We now have a set of 22 overwrite patterns which should erase everything, regardless of the raw encoding. The basic disk eraser can be improved slightly by adding random passes before and after the erase process, and by performing the deterministic passes in random order to make it more difficult to guess which of the known data passes were made at which point. To deal with all this in the overwrite process, we use the sequence of 35 consecutive writes shown below:
The MFM-specific patterns are repeated twice because MFM drives have the lowest density and are thus particularly easy to examine. The deterministic patterns between the random writes are permuted before the write is performed, to make it more difficult for an opponent to use knowledge of the erasure data written to attempt to recover overwritten data (in fact we need to use a cryptographically strong random number generator to perform the permutations to avoid the problem of an opponent who can read the last overwrite pass being able to predict the previous passes and "echo cancel" passes by subtracting the known overwrite data).

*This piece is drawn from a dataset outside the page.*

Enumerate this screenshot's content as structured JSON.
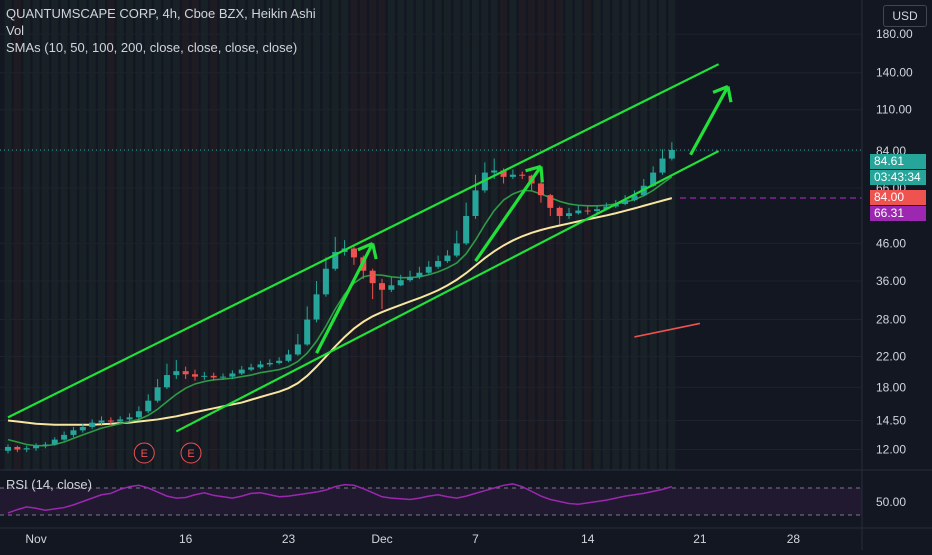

If the device being written to supports caching or buffering of data, this should be disabled to ensure that physical disk writes are performed for each pass instead of everything but the last pass being lost in the buffering. For example physical disk access can be forced during SCSI-2 Group 1 write commands by setting the Force Unit Access bit in the SCSI command block (although at least one popular drive has a bug which causes all writes to be ignored when this bit is set - remember to test your overwrite scheme before you deploy it). Another consideration which needs to be taken into account when trying to erase data through software is that drives conforming to some of the higher-level protocols such as the various SCSI standards are relatively free to interpret commands sent to them in whichever way they choose (as long as they still conform to the SCSI specification). Thus some drives, if sent a FORMAT UNIT command may return immediately without performing any action, may simply perform a read test on the entire disk (the most common option), or may actually write data to the disk (the SCSI- 2 standard includes an initialization pattern (IP) option for the FORMAT UNIT command, however this is not necessarily supported by existing drives).
If the data is very sensitive and is stored on floppy disk, it can best be destroyed by removing the media from the disk liner and burning it, or by burning the entire disk, liner and all (most floppy disks burn remarkably well - albeit with quantities of oily smoke - and leave very little residue).